Bello como la flor de cactus. Ensayo sobre la imagen, de Ana Porrúa, Santiago de Chile, Bulk Editores, 2020 (segunda edición).

Bello como la flor de cactus. Ensayo sobre la imagen es un libro hecho y editado, en un comienzo, con muchas manos y ojos y dedicado “a los hijos” (edición 2019 por el sello artesanal Barba de Abejas). Luego, en otro comienzo, el libro consiguió su formato virtual, editado por una mano, claro, pero con intervención ya de otro soporte: la máquina. El trabajo realizado por Fabiola Aldana y Alfonso Mallo de Bulk Editores (quienes, “por una vuelta gigante y delicada” de la vida, nos enteramos por Porrúa en la Addenda de esta versión virtual, le regalan a la autora, años antes, la libreta con la que escribirá los borradores del mismo (p. 99) le permite a Bello como la flor de cactus saltar, al igual que las imágenes que lo habitan, hacia otra serie: el libro electrónico. Pero este salto no implica una pérdida, por el contrario, vemos allí que algo del pasado orgánico de las imágenes originales que Porrúa utiliza en sus collages logra recuperarse en este nuevo formato: el color, el fulgor tonal de los detalles que le permite al cangrejo de la página 29, por ejemplo, punzar el ojo ahora de lxs lectorxs no sólo con sus tenazas, sino también con su cuerpo colorado sobre el fondo blanco y negro y que, al mismo tiempo, por ese contraste logrado, hace más visible tanto la sustracción de la imagen de su espacio original (¿una enciclopedia de ciencias naturales?), como el pasaje de un tiempo, el presente de la imagen, hacia otros, aquellos que la imagen en sí misma condensa, más los que los dibujos y fotos descoloridas que acompañan al cangrejo señalan también con otro estilo y otra técnica. El color, entonces, “puntúa” (103) esos mismos rasgos diferenciales que la autora leerá luego en la historia de las imágenes que traza.
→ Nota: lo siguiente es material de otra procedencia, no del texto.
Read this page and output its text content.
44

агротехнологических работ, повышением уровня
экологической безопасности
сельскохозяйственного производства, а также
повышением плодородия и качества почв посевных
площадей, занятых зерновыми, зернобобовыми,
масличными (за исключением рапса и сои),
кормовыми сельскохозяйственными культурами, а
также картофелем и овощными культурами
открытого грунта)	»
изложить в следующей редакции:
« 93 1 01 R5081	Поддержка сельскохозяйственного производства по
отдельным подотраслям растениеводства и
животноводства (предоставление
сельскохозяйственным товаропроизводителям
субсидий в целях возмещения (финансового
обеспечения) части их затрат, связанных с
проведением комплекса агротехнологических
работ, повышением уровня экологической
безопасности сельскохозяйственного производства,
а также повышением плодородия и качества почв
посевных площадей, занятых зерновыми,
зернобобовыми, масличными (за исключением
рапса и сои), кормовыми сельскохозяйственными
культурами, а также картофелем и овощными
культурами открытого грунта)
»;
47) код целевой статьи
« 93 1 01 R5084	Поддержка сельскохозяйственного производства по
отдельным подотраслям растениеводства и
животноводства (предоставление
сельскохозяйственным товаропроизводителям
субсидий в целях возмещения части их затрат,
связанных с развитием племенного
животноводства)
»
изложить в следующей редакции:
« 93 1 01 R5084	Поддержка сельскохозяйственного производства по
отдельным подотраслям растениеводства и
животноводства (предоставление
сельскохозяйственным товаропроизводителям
La técnica y el procedimiento serán parte, a la vez, de ese espectáculo histórico y la nueva versión electrónica del libro nos permite recorrerlo ahora con otra direccionalidad –de arriba para abajo, de abajo para arriba– y con otra variación cromática.

Pero este formato electrónico recupera también la posibilidad de sumar un animal que faltaba a la serie de collages, la tortuga en la poesía de Mirta Rosenberg de la adenda del libro, y una nueva dedicatoria, otra huella para nada superficial: “a mi hermano”. Y estos detalles de presencia, repletos también de fulgor tonal, no son menores, porque el collage de imágenes y de citas que sostienen el libro reconstruyen, en un primer paneo general, un recorrido principalmente afectivo por la historia de la lectura poética y crítica de la autora (otra de las monstruas, ya verán, que allí habita): partiendo de los harapos de Walter Benjamin, herramientas, restos fósiles, los bichos raros de Lautréamont y las imágenes surrealistas de André Breton para pasar por las lecturas de Alejandra Pizarnik y Rubén Darío, Victor Hugo, el mar, peces, moluscos, una cabeza de leopardo (cuyo cuerpo será utilizado para armar nueva maravilla con Karl Marx) y otras especies tropicales; Edgar Bayley, escarabajos, mesas de disección, tijeras, Man Ray, paraguas y máquinas para coser, calzados, el mar, el mar y el mar (¿huella biográfica en la que vemos aparecer, tal vez, a la autora?), Susan Sontag, Marx Ernst; también por Didi-Huberman, la cabeza de Karl Marx ahora sí en el cuerpo del leopardo, Philipp Bloom, de nuevo el mar, Fabien Vandamme, barcos, Alexis Nouss, un cachalote, enciclopedias, catálogos del siglo XVII, James Clifford, máscaras, cuchillos, Martin Jay, maniquíes, Bertolt Brecht e infinitos destellos incandescentes con los que se irán encontrando, tanto en Bello como la flor de cactus, como en la trayectoria docente, artística y crítica de Ana Porrúa.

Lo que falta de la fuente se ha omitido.